I suppose that by "this soul" the Liturgy of the hours (and indeed the original hanc) could be referring to the whole, i.e. (in Pusey's translation) the "soul with the flesh from Mary" (animam . . . cum carne . . . ex Maria).  Unfortunately, "body and soul" (rather than "a soul with the flesh from Mary") doesn't lend itself well to this interpretation.

participes > conformes > consortes

"Made partakers of Christ through these Sacraments, we humbly implore your mercy, Lord, that, conformed to his image on earth, we may merit also to be his coheirs in heaven.  Who lives and reigns."

"Per haec sacramenta, Domine, Christi participes effecti, clementiam tuam humiliter imploramus, ut, eius imaginis conformes in terris, et eius consortes in caelis fieri mereamur.  Qui vivit et regnat."

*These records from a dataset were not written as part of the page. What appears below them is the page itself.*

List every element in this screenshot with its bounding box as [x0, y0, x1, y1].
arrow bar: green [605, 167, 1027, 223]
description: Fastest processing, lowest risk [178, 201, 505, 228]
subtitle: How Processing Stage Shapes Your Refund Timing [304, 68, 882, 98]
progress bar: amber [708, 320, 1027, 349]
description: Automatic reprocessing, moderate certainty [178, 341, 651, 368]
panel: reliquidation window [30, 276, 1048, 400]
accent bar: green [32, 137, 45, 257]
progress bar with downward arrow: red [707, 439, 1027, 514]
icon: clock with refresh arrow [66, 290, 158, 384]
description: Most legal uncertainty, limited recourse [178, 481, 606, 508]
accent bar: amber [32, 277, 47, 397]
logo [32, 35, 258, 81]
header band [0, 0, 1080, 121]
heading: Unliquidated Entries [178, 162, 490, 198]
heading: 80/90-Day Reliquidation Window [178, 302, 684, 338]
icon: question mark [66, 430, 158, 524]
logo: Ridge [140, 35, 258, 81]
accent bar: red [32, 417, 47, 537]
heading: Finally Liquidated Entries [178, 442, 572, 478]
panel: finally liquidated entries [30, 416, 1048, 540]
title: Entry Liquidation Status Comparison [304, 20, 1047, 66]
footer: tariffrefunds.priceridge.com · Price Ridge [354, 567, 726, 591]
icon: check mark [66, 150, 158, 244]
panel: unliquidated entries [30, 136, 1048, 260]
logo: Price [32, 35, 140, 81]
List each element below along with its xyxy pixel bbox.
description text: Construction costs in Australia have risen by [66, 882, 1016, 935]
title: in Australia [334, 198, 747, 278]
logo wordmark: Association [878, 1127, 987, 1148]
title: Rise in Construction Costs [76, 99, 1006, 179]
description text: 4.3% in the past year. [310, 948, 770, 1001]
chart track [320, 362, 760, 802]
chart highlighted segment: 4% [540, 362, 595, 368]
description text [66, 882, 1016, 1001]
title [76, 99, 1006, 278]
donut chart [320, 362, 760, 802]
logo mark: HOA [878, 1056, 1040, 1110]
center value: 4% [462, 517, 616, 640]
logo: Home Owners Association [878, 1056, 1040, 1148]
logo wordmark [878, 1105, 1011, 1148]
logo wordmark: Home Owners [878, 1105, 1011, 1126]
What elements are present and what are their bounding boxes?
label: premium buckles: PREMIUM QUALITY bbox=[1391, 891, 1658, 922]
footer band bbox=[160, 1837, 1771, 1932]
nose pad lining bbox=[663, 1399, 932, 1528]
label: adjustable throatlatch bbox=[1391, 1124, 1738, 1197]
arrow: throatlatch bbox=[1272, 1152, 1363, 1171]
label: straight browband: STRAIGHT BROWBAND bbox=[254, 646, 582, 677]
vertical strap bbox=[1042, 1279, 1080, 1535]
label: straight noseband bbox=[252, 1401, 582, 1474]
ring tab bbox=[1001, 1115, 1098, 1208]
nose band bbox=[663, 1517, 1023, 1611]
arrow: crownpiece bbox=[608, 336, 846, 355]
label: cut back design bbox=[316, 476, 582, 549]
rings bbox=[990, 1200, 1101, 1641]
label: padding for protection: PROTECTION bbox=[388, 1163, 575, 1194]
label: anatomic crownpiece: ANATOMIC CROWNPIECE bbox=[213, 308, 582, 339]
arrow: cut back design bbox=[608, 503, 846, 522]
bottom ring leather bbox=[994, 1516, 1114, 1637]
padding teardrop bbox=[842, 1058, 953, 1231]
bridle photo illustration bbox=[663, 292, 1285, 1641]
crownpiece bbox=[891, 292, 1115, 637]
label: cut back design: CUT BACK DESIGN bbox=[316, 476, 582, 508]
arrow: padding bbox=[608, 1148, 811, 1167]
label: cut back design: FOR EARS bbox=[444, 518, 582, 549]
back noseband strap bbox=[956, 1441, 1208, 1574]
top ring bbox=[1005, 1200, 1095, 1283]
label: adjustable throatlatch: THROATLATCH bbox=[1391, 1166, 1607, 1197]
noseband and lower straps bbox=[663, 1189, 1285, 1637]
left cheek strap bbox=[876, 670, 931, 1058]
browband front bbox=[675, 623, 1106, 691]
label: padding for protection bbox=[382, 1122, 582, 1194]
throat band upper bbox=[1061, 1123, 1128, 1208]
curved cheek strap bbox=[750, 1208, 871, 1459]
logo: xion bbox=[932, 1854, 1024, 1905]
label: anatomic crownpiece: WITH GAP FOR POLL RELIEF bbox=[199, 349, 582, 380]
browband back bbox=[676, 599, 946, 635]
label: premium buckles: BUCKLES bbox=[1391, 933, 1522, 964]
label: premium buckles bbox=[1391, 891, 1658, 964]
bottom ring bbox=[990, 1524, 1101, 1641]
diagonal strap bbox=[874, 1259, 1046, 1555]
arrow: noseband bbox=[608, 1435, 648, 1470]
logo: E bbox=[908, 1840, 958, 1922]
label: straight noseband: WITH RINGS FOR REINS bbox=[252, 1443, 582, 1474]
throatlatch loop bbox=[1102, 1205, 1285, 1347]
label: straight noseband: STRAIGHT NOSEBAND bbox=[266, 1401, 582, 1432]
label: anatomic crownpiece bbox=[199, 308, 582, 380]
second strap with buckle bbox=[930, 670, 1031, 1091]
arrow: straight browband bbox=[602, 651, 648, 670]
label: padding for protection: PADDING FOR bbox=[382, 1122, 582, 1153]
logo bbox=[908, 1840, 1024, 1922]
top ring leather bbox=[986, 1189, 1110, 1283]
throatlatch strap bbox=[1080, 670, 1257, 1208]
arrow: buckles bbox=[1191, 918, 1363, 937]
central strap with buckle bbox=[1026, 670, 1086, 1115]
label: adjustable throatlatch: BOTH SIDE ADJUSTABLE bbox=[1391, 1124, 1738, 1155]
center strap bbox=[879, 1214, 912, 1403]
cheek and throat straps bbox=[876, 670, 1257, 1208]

     Post communion, Twentieth Sunday in Ordinary Time, Roman missal.  Though consors appears several times in Bruylants, this prayer is not present.  Corpus orationum traces it back to no. 4470 of the Missale Parisiense of 1738, which it says derives from

  • Heb 3:14:  "participes enim Christi effecti sumus si tamen initium substantiae usque ad finem firmum retineamus", "For we are made partakers of Christ: yet so, if we hold the beginning of his substance firm unto the end" (Douay-Rheims).
  • Rom 8:29:  "nam quos praescivit et praedestinavit conformes fieri imaginis Filii eius ut sit ipse primogenitus in multis fratribus", "For those whom he foreknew he also predestined to be conformed to the image of his Son, in order that he might be the first-born among many brethren" (Douay-Rheims).
  • 2 Pet 1:4:  "per quae maxima et pretiosa nobis promissa donavit ut per haec efficiamini divinae consortes naturae fugientes eius quae in mundo est concupiscientiae corruptionem", "By whom he hath given us most great and precious promises: that by these you may be made partakers of the divine nature: flying the corruption of that concupiscence which is in the world" (Douay-Rheims).